Debt relief scenarios mark the start of a round of negotiations that will determine market attitudes in the coming months. In particular, scenarios refer to a combination of restructuring tools, such as: interest rate limits, maturity extensions, and debt repayment linked to economic activity and reform development, with the expected outcome being a 25% reduction in GDP over time. However, until the debt instruments are finalised, markets are expected to show volatility by gradually incorporating in their valuations the size of debt relief under alternative scenarios as well as the package of corresponding obligations (post-memorandum supervision).
Key dates are the IMF Spring Summit on 23 April and the Eurogroup meetings on 27 April and 24 May. 23rd April is an important date for yet another reason; the ratification of the 2017 fiscal figures, which the IMF is expected to take into account in its subsequent positions.
At the same time, the international investment environment has changed since December last year, with markets being particularly cautious with respect to the next steps until the programme completion in August.
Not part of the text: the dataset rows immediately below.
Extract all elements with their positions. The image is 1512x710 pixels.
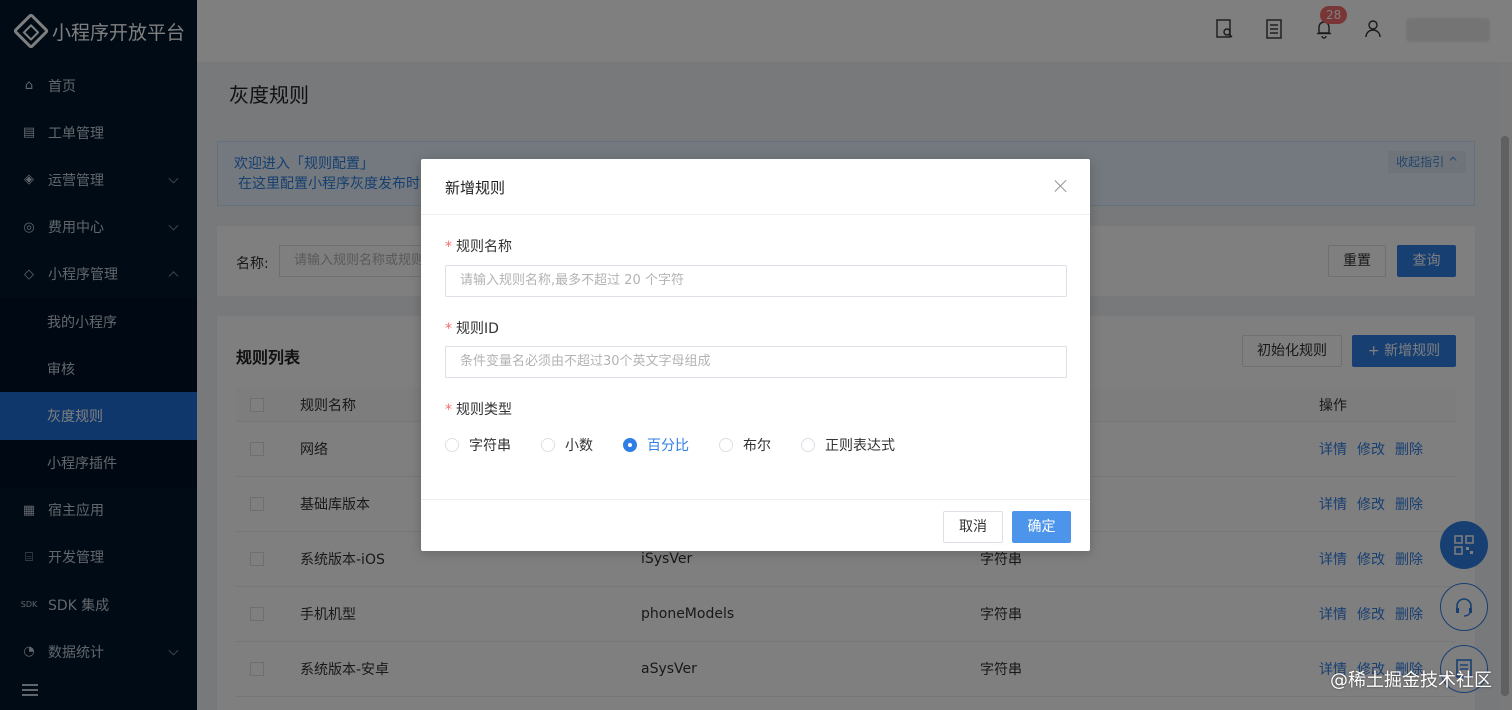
radio-regex[interactable]: 正则表达式 <box>801 435 895 455</box>
dialog-header: 新增规则 <box>421 159 1090 215</box>
rule-type-label: * 规则类型 <box>445 402 512 418</box>
cancel-button[interactable]: 取消 <box>943 511 1003 543</box>
rule-id-label: * 规则ID <box>445 321 499 337</box>
rule-type-radio-group: 字符串 小数 百分比 布尔 正则表达式 <box>445 435 925 455</box>
radio-decimal[interactable]: 小数 <box>541 435 593 455</box>
radio-string[interactable]: 字符串 <box>445 435 511 455</box>
radio-circle-icon <box>445 438 459 452</box>
radio-circle-icon <box>719 438 733 452</box>
confirm-button[interactable]: 确定 <box>1012 511 1071 543</box>
dialog-footer: 取消 确定 <box>421 499 1090 551</box>
rule-name-label: * 规则名称 <box>445 239 512 255</box>
radio-circle-icon <box>541 438 555 452</box>
radio-checked-icon <box>623 438 637 452</box>
radio-percentage[interactable]: 百分比 <box>623 435 689 455</box>
rule-name-input[interactable]: 请输入规则名称,最多不超过 20 个字符 <box>445 265 1067 297</box>
dialog-title: 新增规则 <box>445 179 506 197</box>
rule-id-input[interactable]: 条件变量名必须由不超过30个英文字母组成 <box>445 346 1067 378</box>
watermark: @稀土掘金技术社区 <box>1330 670 1492 691</box>
add-rule-dialog: 新增规则 * 规则名称 请输入规则名称,最多不超过 20 个字符 * 规则ID 条件… <box>421 159 1090 551</box>
radio-circle-icon <box>801 438 815 452</box>
close-icon[interactable] <box>1054 179 1068 193</box>
radio-boolean[interactable]: 布尔 <box>719 435 771 455</box>
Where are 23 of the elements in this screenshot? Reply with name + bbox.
On the contrary, the yields on Greek bonds remain at attractive levels, a fact that is positive for bond valuations, as in any case, a drop in prices creates opportunities for new investors to enter at even better yields.
Consequently, and despite the international context of increased uncertainty, the Government Bond Index rose to 479 points, i.e.by 2.06% compared to the previous month. Correspondingly, the weighted average yield of the Index declined by 20 basis points to 4.05%, with further declines of up to 3.78% recorded in the first ten days of April. The 10-year bond spread (against the German 10-year bond) recorded a slight increase of 7 bps, reaching 382 bps at the end of March, i.e. reaching close to valuations implied by fundamentals of the Greek economy.
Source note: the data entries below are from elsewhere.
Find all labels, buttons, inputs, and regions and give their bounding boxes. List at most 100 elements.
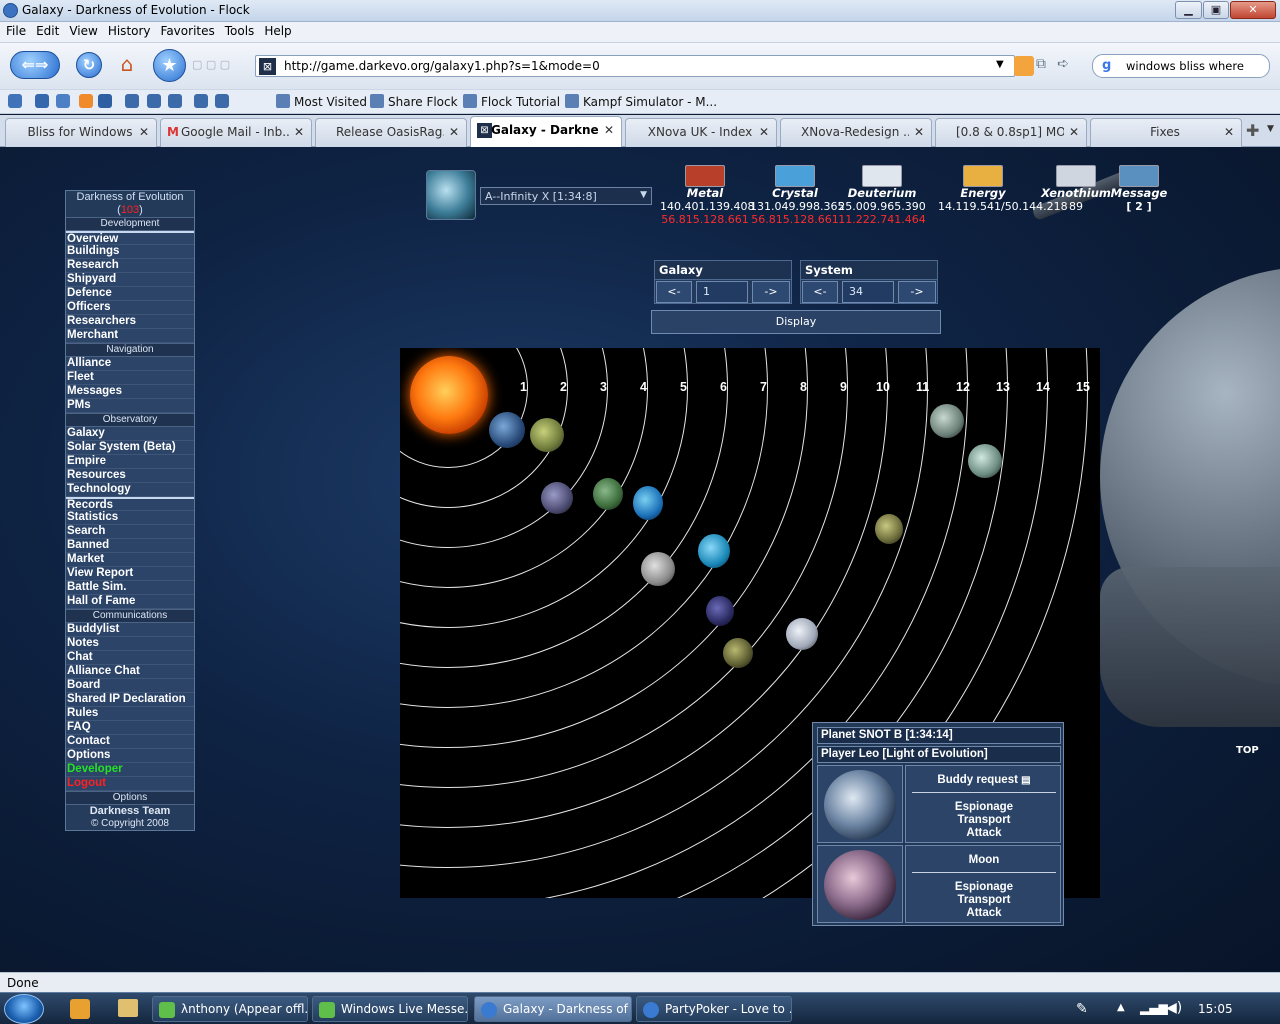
menu-item-alliance-chat[interactable]: Alliance Chat [66,665,194,679]
menu-item-galaxy[interactable]: Galaxy [66,427,194,441]
menu-item-market[interactable]: Market [66,553,194,567]
search-input[interactable]: windows bliss where [1126,59,1244,73]
espionage-link[interactable]: Espionage [906,801,1062,814]
tray-notes-icon[interactable]: ✎ [1076,1001,1088,1017]
rss-icon[interactable] [79,94,93,108]
moon-transport-link[interactable]: Transport [906,894,1062,907]
menu-item-alliance[interactable]: Alliance [66,357,194,371]
transport-link[interactable]: Transport [906,814,1062,827]
menu-item-view-report[interactable]: View Report [66,567,194,581]
top-link[interactable]: TOP [1236,745,1259,756]
bookmark-icon[interactable]: ⧉ [1036,56,1056,76]
planet-3[interactable] [541,482,573,514]
menu-view[interactable]: View [63,22,101,38]
tray-expand-icon[interactable]: ▲ [1117,1002,1125,1013]
menu-item-officers[interactable]: Officers [66,301,194,315]
search-box[interactable]: g windows bliss where [1092,54,1270,78]
tab-galaxy[interactable]: ⊠Galaxy - Darkne...✕ [470,116,622,147]
url-dropdown-icon[interactable]: ▼ [996,59,1004,70]
menu-item-notes[interactable]: Notes [66,637,194,651]
menu-item-defence[interactable]: Defence [66,287,194,301]
close-tab-icon[interactable]: ✕ [449,125,459,139]
planet-12[interactable] [930,404,964,438]
planet-10[interactable] [786,618,818,650]
resource-crystal[interactable]: Crystal 131.049.998.365 56.815.128.661 [750,165,844,226]
go-arrow-icon[interactable]: ➪ [1057,56,1077,76]
taskbar-item-galaxy[interactable]: Galaxy - Darkness of ... [474,996,632,1022]
pin-icon[interactable] [147,94,161,108]
menu-item-contact[interactable]: Contact [66,735,194,749]
menu-item-fleet[interactable]: Fleet [66,371,194,385]
planet-5[interactable] [633,486,663,520]
close-tab-icon[interactable]: ✕ [1224,125,1234,139]
new-tab-icon[interactable]: ✚ [1246,121,1259,140]
tab-xnova-redesign[interactable]: XNova-Redesign ... ✕ [780,118,932,147]
moon-thumbnail-image[interactable] [824,850,896,920]
system-prev-button[interactable]: <- [802,281,838,303]
bookmark-flock-tutorial[interactable]: Flock Tutorial [463,94,560,109]
close-tab-icon[interactable]: ✕ [914,125,924,139]
display-button[interactable]: Display [651,310,941,334]
resource-metal[interactable]: Metal 140.401.139.408 56.815.128.661 [660,165,754,226]
planet-4[interactable] [593,478,623,510]
menu-item-search[interactable]: Search [66,525,194,539]
menu-item-chat[interactable]: Chat [66,651,194,665]
close-tab-icon[interactable]: ✕ [294,125,304,139]
menu-item-merchant[interactable]: Merchant [66,329,194,343]
back-forward-button[interactable]: ⇐⇒ [10,51,60,79]
tab-mod[interactable]: [0.8 & 0.8sp1] MO...✕ [935,118,1087,147]
menu-item-banned[interactable]: Banned [66,539,194,553]
planet-9[interactable] [723,638,753,668]
start-button[interactable] [4,994,44,1024]
tab-google-mail[interactable]: M Google Mail - Inb... ✕ [160,118,312,147]
planet-thumbnail-image[interactable] [824,770,896,840]
planet-13[interactable] [968,444,1002,478]
galaxy-input[interactable]: 1 [696,281,748,303]
tab-fixes[interactable]: Fixes ✕ [1090,118,1242,147]
flock-icon[interactable] [8,94,22,108]
minimize-button[interactable]: ▁ [1175,1,1202,19]
menu-item-options[interactable]: Options [66,749,194,763]
taskbar-item-messenger-contact[interactable]: λnthony (Appear offl... [152,996,308,1022]
people-icon[interactable] [35,94,49,108]
moon-espionage-link[interactable]: Espionage [906,881,1062,894]
tab-bliss-for-windows[interactable]: Bliss for Windows ✕ [5,118,157,147]
menu-item-board[interactable]: Board [66,679,194,693]
menu-item-records[interactable]: Records [66,497,194,511]
menu-item-empire[interactable]: Empire [66,455,194,469]
planet-8[interactable] [706,596,734,626]
star-favorite-icon[interactable]: ★ [153,49,186,82]
menu-item-technology[interactable]: Technology [66,483,194,497]
tab-release-oasisrag[interactable]: Release OasisRag... ✕ [315,118,467,147]
taskbar-item-partypoker[interactable]: PartyPoker - Love to ... [636,996,792,1022]
moon-attack-link[interactable]: Attack [906,907,1062,920]
menu-item-resources[interactable]: Resources [66,469,194,483]
menu-item-pms[interactable]: PMs [66,399,194,413]
planet-2[interactable] [530,418,564,452]
explorer-folder-icon[interactable] [118,999,138,1017]
menu-item-messages[interactable]: Messages [66,385,194,399]
tab-xnova-uk[interactable]: XNova UK - Index ✕ [625,118,777,147]
menu-item-statistics[interactable]: Statistics [66,511,194,525]
reload-icon[interactable]: ↻ [76,52,102,78]
menu-item-buddylist[interactable]: Buddylist [66,623,194,637]
menu-item-research[interactable]: Research [66,259,194,273]
menu-item-faq[interactable]: FAQ [66,721,194,735]
menu-item-researchers[interactable]: Researchers [66,315,194,329]
maximize-button[interactable]: ▣ [1203,1,1229,19]
menu-item-shipyard[interactable]: Shipyard [66,273,194,287]
media-player-icon[interactable] [70,999,90,1019]
planet-6[interactable] [641,552,675,586]
close-tab-icon[interactable]: ✕ [759,125,769,139]
menu-item-buildings[interactable]: Buildings [66,245,194,259]
planet-7[interactable] [698,534,730,568]
system-next-button[interactable]: -> [898,281,936,303]
menu-file[interactable]: File [0,22,30,38]
system-input[interactable]: 34 [842,281,894,303]
buddy-request-link[interactable]: Buddy request ▤ [906,774,1062,787]
current-planet-image[interactable] [426,170,476,220]
planet-11[interactable] [875,514,903,544]
network-icon[interactable]: ▂▄▆ [1140,1001,1168,1015]
taskbar-item-live-messenger[interactable]: Windows Live Messe... [312,996,468,1022]
bookmark-most-visited[interactable]: Most Visited [276,94,367,109]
The Corporate Bond Index remained stable in March at 135.7 units with a moderate upward trend recorded in early April towards 136 units. Correspondingly, the weighted average yield of the Index remained close to 2.5%, i.e. slightly increased by 6 bps compared to February.
The recent fall in the economic climate index (ESI) in March may be responsible for the weak upward trend of the Index as it has recorded a small correction from its previous high levels. Specifically, ESI declined to lower levels in March, to 99.8 from 104.3 points, with weaker business expectations being more pronounced in the construction and industry sectors and less in services and retail.
Similarly, but with a relatively weaker decline, the PMI fell to 55 points from 56.1 in February, indicating that the manufacturing sector continued to expand in March. Growth in new orders, purchasing, and production declined as a result of high prices during February, but continued to grow at a strong pace. As a result, business confidence continued to improve in March due to forecasts for high levels of foreign demand.